Выбрать главу

Только Маланья по-прежнему молчала и чем-то мучилась. Со мной она ни разу больше не разговаривала и наряд брала молча. Только лицо у нее было темное, высушенное, а глаза недобрые. Правда, у всех лица-то были загорелые, обветренные, кожа, как лакированная, но у нее черное какое-то лицо было. Видно, что и сердце у нее обуглилось. Мне было тяжело смотреть на нее, тревога беспокоила: как бы чего она не выкинула. Копится у ней внутри какой-то чад, а накопится — обязательно прорвется. И верно: прорвалось.

У ней было трое ребятишек — от двух до шести годков. В детский сад она их не отдала. Пришла к ней учительница, а она ее вытурила.

— Пускай лучше дома подохнут, а в ваш сад не отдам.
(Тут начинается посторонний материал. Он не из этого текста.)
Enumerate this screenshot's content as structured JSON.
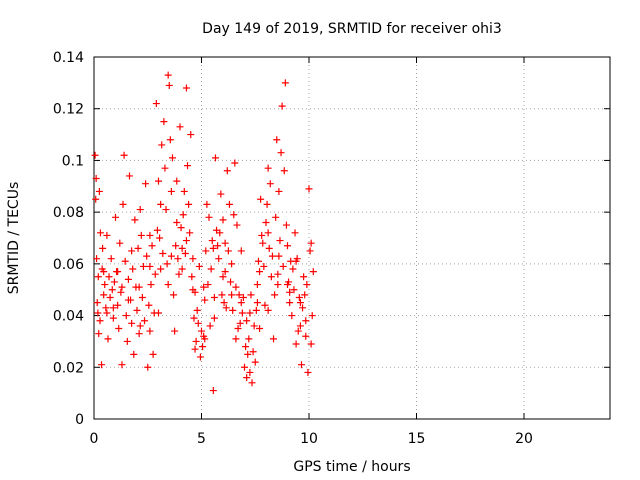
{
  "chart_data": {
    "type": "scatter",
    "title": "Day 149 of 2019, SRMTID for receiver ohi3",
    "xlabel": "GPS time / hours",
    "ylabel": "SRMTID / TECUs",
    "xlim": [
      0,
      24
    ],
    "ylim": [
      0,
      0.14
    ],
    "xticks": [
      0,
      5,
      10,
      15,
      20
    ],
    "xtick_labels": [
      "0",
      "5",
      "10",
      "15",
      "20"
    ],
    "yticks": [
      0,
      0.02,
      0.04,
      0.06,
      0.08,
      0.1,
      0.12,
      0.14
    ],
    "ytick_labels": [
      "0",
      "0.02",
      "0.04",
      "0.06",
      "0.08",
      "0.1",
      "0.12",
      "0.14"
    ],
    "grid": true,
    "marker": "plus",
    "marker_color": "#ff0000",
    "series": [
      {
        "name": "SRMTID",
        "points": [
          [
            0.05,
            0.102
          ],
          [
            0.08,
            0.085
          ],
          [
            0.1,
            0.093
          ],
          [
            0.12,
            0.062
          ],
          [
            0.15,
            0.045
          ],
          [
            0.18,
            0.041
          ],
          [
            0.2,
            0.055
          ],
          [
            0.22,
            0.033
          ],
          [
            0.25,
            0.088
          ],
          [
            0.28,
            0.038
          ],
          [
            0.3,
            0.072
          ],
          [
            0.35,
            0.021
          ],
          [
            0.38,
            0.058
          ],
          [
            0.4,
            0.066
          ],
          [
            0.45,
            0.048
          ],
          [
            0.5,
            0.052
          ],
          [
            0.55,
            0.043
          ],
          [
            0.6,
            0.071
          ],
          [
            0.65,
            0.031
          ],
          [
            0.7,
            0.055
          ],
          [
            0.75,
            0.047
          ],
          [
            0.8,
            0.062
          ],
          [
            0.85,
            0.05
          ],
          [
            0.9,
            0.039
          ],
          [
            0.95,
            0.053
          ],
          [
            1.0,
            0.078
          ],
          [
            1.05,
            0.057
          ],
          [
            1.1,
            0.044
          ],
          [
            1.15,
            0.035
          ],
          [
            1.2,
            0.068
          ],
          [
            1.25,
            0.049
          ],
          [
            1.3,
            0.021
          ],
          [
            1.35,
            0.083
          ],
          [
            1.4,
            0.102
          ],
          [
            1.45,
            0.061
          ],
          [
            1.5,
            0.04
          ],
          [
            1.55,
            0.03
          ],
          [
            1.6,
            0.054
          ],
          [
            1.65,
            0.094
          ],
          [
            1.7,
            0.046
          ],
          [
            1.75,
            0.037
          ],
          [
            1.8,
            0.058
          ],
          [
            1.85,
            0.025
          ],
          [
            1.9,
            0.077
          ],
          [
            1.95,
            0.051
          ],
          [
            2.0,
            0.042
          ],
          [
            2.05,
            0.066
          ],
          [
            2.1,
            0.033
          ],
          [
            2.15,
            0.081
          ],
          [
            2.2,
            0.071
          ],
          [
            2.25,
            0.047
          ],
          [
            2.3,
            0.059
          ],
          [
            2.35,
            0.038
          ],
          [
            2.4,
            0.091
          ],
          [
            2.45,
            0.063
          ],
          [
            2.5,
            0.02
          ],
          [
            2.55,
            0.044
          ],
          [
            2.6,
            0.034
          ],
          [
            2.65,
            0.052
          ],
          [
            2.7,
            0.067
          ],
          [
            2.75,
            0.025
          ],
          [
            2.8,
            0.041
          ],
          [
            2.85,
            0.056
          ],
          [
            2.9,
            0.122
          ],
          [
            2.95,
            0.073
          ],
          [
            3.0,
            0.092
          ],
          [
            3.05,
            0.07
          ],
          [
            3.1,
            0.083
          ],
          [
            3.15,
            0.106
          ],
          [
            3.2,
            0.064
          ],
          [
            3.25,
            0.115
          ],
          [
            3.3,
            0.097
          ],
          [
            3.35,
            0.081
          ],
          [
            3.4,
            0.06
          ],
          [
            3.45,
            0.133
          ],
          [
            3.5,
            0.129
          ],
          [
            3.55,
            0.108
          ],
          [
            3.6,
            0.088
          ],
          [
            3.65,
            0.101
          ],
          [
            3.7,
            0.048
          ],
          [
            3.75,
            0.034
          ],
          [
            3.8,
            0.067
          ],
          [
            3.85,
            0.092
          ],
          [
            3.9,
            0.062
          ],
          [
            3.95,
            0.056
          ],
          [
            4.0,
            0.113
          ],
          [
            4.05,
            0.074
          ],
          [
            4.1,
            0.058
          ],
          [
            4.15,
            0.079
          ],
          [
            4.2,
            0.088
          ],
          [
            4.25,
            0.064
          ],
          [
            4.3,
            0.128
          ],
          [
            4.35,
            0.098
          ],
          [
            4.4,
            0.083
          ],
          [
            4.45,
            0.072
          ],
          [
            4.5,
            0.11
          ],
          [
            4.55,
            0.055
          ],
          [
            4.6,
            0.05
          ],
          [
            4.65,
            0.039
          ],
          [
            4.7,
            0.027
          ],
          [
            4.75,
            0.03
          ],
          [
            4.8,
            0.042
          ],
          [
            4.85,
            0.037
          ],
          [
            4.9,
            0.059
          ],
          [
            4.95,
            0.024
          ],
          [
            5.0,
            0.034
          ],
          [
            5.05,
            0.028
          ],
          [
            5.1,
            0.032
          ],
          [
            5.15,
            0.046
          ],
          [
            5.2,
            0.065
          ],
          [
            5.25,
            0.083
          ],
          [
            5.3,
            0.052
          ],
          [
            5.35,
            0.078
          ],
          [
            5.4,
            0.036
          ],
          [
            5.45,
            0.058
          ],
          [
            5.5,
            0.069
          ],
          [
            5.55,
            0.011
          ],
          [
            5.6,
            0.039
          ],
          [
            5.65,
            0.101
          ],
          [
            5.7,
            0.073
          ],
          [
            5.75,
            0.067
          ],
          [
            5.8,
            0.062
          ],
          [
            5.85,
            0.072
          ],
          [
            5.9,
            0.087
          ],
          [
            5.95,
            0.048
          ],
          [
            6.0,
            0.055
          ],
          [
            6.05,
            0.045
          ],
          [
            6.1,
            0.057
          ],
          [
            6.15,
            0.043
          ],
          [
            6.2,
            0.096
          ],
          [
            6.25,
            0.065
          ],
          [
            6.3,
            0.083
          ],
          [
            6.35,
            0.053
          ],
          [
            6.4,
            0.06
          ],
          [
            6.45,
            0.042
          ],
          [
            6.5,
            0.079
          ],
          [
            6.55,
            0.099
          ],
          [
            6.6,
            0.051
          ],
          [
            6.65,
            0.075
          ],
          [
            6.7,
            0.035
          ],
          [
            6.75,
            0.048
          ],
          [
            6.8,
            0.037
          ],
          [
            6.85,
            0.065
          ],
          [
            6.9,
            0.041
          ],
          [
            6.95,
            0.047
          ],
          [
            7.0,
            0.02
          ],
          [
            7.05,
            0.028
          ],
          [
            7.1,
            0.016
          ],
          [
            7.15,
            0.025
          ],
          [
            7.2,
            0.031
          ],
          [
            7.25,
            0.018
          ],
          [
            7.3,
            0.048
          ],
          [
            7.35,
            0.014
          ],
          [
            7.4,
            0.026
          ],
          [
            7.45,
            0.036
          ],
          [
            7.5,
            0.022
          ],
          [
            7.55,
            0.042
          ],
          [
            7.6,
            0.052
          ],
          [
            7.65,
            0.061
          ],
          [
            7.7,
            0.035
          ],
          [
            7.75,
            0.085
          ],
          [
            7.8,
            0.071
          ],
          [
            7.85,
            0.068
          ],
          [
            7.9,
            0.059
          ],
          [
            7.95,
            0.044
          ],
          [
            8.0,
            0.076
          ],
          [
            8.05,
            0.083
          ],
          [
            8.1,
            0.097
          ],
          [
            8.15,
            0.066
          ],
          [
            8.2,
            0.091
          ],
          [
            8.25,
            0.055
          ],
          [
            8.3,
            0.063
          ],
          [
            8.35,
            0.031
          ],
          [
            8.4,
            0.048
          ],
          [
            8.45,
            0.078
          ],
          [
            8.5,
            0.108
          ],
          [
            8.55,
            0.052
          ],
          [
            8.6,
            0.088
          ],
          [
            8.65,
            0.069
          ],
          [
            8.7,
            0.103
          ],
          [
            8.75,
            0.121
          ],
          [
            8.8,
            0.059
          ],
          [
            8.85,
            0.096
          ],
          [
            8.9,
            0.13
          ],
          [
            8.95,
            0.075
          ],
          [
            9.0,
            0.067
          ],
          [
            9.05,
            0.053
          ],
          [
            9.1,
            0.045
          ],
          [
            9.15,
            0.061
          ],
          [
            9.2,
            0.04
          ],
          [
            9.25,
            0.058
          ],
          [
            9.3,
            0.05
          ],
          [
            9.35,
            0.072
          ],
          [
            9.4,
            0.029
          ],
          [
            9.45,
            0.062
          ],
          [
            9.5,
            0.034
          ],
          [
            9.55,
            0.047
          ],
          [
            9.6,
            0.045
          ],
          [
            9.65,
            0.021
          ],
          [
            9.7,
            0.043
          ],
          [
            9.75,
            0.055
          ],
          [
            9.8,
            0.048
          ],
          [
            9.85,
            0.038
          ],
          [
            9.9,
            0.052
          ],
          [
            9.95,
            0.018
          ],
          [
            10.0,
            0.089
          ],
          [
            10.05,
            0.065
          ],
          [
            10.1,
            0.068
          ],
          [
            10.15,
            0.04
          ],
          [
            10.2,
            0.057
          ],
          [
            0.45,
            0.057
          ],
          [
            0.9,
            0.043
          ],
          [
            1.3,
            0.051
          ],
          [
            1.75,
            0.065
          ],
          [
            2.15,
            0.036
          ],
          [
            2.6,
            0.059
          ],
          [
            3.0,
            0.041
          ],
          [
            3.45,
            0.052
          ],
          [
            3.85,
            0.076
          ],
          [
            4.3,
            0.069
          ],
          [
            4.7,
            0.049
          ],
          [
            5.15,
            0.031
          ],
          [
            5.55,
            0.066
          ],
          [
            6.0,
            0.077
          ],
          [
            6.4,
            0.048
          ],
          [
            6.85,
            0.045
          ],
          [
            7.25,
            0.041
          ],
          [
            7.7,
            0.057
          ],
          [
            8.1,
            0.072
          ],
          [
            8.55,
            0.056
          ],
          [
            9.0,
            0.052
          ],
          [
            9.4,
            0.061
          ],
          [
            9.85,
            0.032
          ],
          [
            0.6,
            0.041
          ],
          [
            1.1,
            0.057
          ],
          [
            1.6,
            0.046
          ],
          [
            2.1,
            0.051
          ],
          [
            2.6,
            0.071
          ],
          [
            3.1,
            0.058
          ],
          [
            3.6,
            0.063
          ],
          [
            4.1,
            0.066
          ],
          [
            4.6,
            0.062
          ],
          [
            5.1,
            0.051
          ],
          [
            5.6,
            0.047
          ],
          [
            6.1,
            0.068
          ],
          [
            6.6,
            0.031
          ],
          [
            7.1,
            0.038
          ],
          [
            7.6,
            0.045
          ],
          [
            8.1,
            0.042
          ],
          [
            8.6,
            0.063
          ],
          [
            9.1,
            0.049
          ],
          [
            9.6,
            0.036
          ],
          [
            10.1,
            0.029
          ]
        ]
      }
    ]
  }
}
Проваливай, чтоб больше я тебя не видела, а придешь — помелом вытурю…

И вот она нет-нет да с поля и убежит. Хватятся — нет ее.

— Ну, наша Маланья опять домой умчалась… — смеялись девчата. — Хвост-то дверью прищемило.

А работала — на зависть: не угонишься за ней. Издали любо-дорого глядеть, но женщины жаловались:

— Ведьмища какая-то — рвет и мечет, злобой вся изошла. Мочи нет. Духота с ней. Часу с ней не проработаешь — до смерти измотаешься. И песня на ум не идет.

Может, это по глупости нашей случилось, а хотели мы насильно добро ей сделать — заботой о детишках ее умягчить. Пришли к ней в избу воспитательницы, забрали ребятишек, привели в детский сад, вымыли их, накормили-напоили, приласкали. И рады они были до невозможности. Развеселились, раскричались, личишки засветились.

Прибежала Маланья с поля домой — пусто. Туда-сюда, зовет, кричит, мечется. Примчалась на площадку у школы и орет:

— Сейчас же домой, чтоб духу вашего здесь не было!

Детишки — в рев. К одному, к другому, к третьему — шлепки, тумаки.

Учительница к ней:

— Как вам, Малаша, не стыдно!

А она, как безумная, бросилась на нее и хотела в волосы ей вцепиться, да подбежали другие учительницы, схватили за руки. Кое-как угомонили ее, а детишек отбить не смогли: притащила она их домой и больше на работу не вышла.

Обсудили мы тут же на поле, как с ней быть, и решили: аванс ей не выдавать, считать ее дезертиром и вне колхоза: насильно, мол, мил не будешь.

Прихожу я как-то на нашу молочную ферму, вижу: стоит с доярками Маланья и шушукается. Заметила меня — отвернулась. А тут — Варя Коноплева с бумажкой в руках. Брови нахмурены, смотрит в сторону Маланьи сердито. В своем хозяйстве Варя была строгая: каждой корове учет вела, паспорт точный составляла и доярок способных, заботливых да нежных подбирала. И всегда-то с радостью докладывает: такая-то корова на столько-то литров больше молока дала, такая-то доярка так-то да эдак за коровой ухаживает. А тут протягивает мне бумажку и нетерпеливо говорит:

— Известно тебе, что дед Митрий разрешение дает, — и уж не первый раз, заметь! — чтобы отпустить масла и молока вот таким женщинам, как Маланья? Как хочешь, Маша, а я эти бумажки складываю и никому не отпускаю. Митрий и для себя и для Нефеда тоже требует. Маланья мне сейчас скандал сделала: прямо нахально требует кило масла. Я ей отказала, а она раскричалась: грозит жаловаться, что не заботимся о семьях красноармейцев. Ну, да ведь ты сама, Маша, знаешь, что на испуг меня не возьмешь, а на нахальство я сама нахальная.

— Правильно, — говорю, — поступила, Варя. Сейчас пойду в правление, — говорю, — и приведу в правление нашего старика.

Прихожу в правление, а там опять не продохнешь от самосада. И старички разные, и старушки клянчат чего-то. А Митрий сидит, ворчит и этакого богатого хозяйчика изображает. Увидел меня — съежился.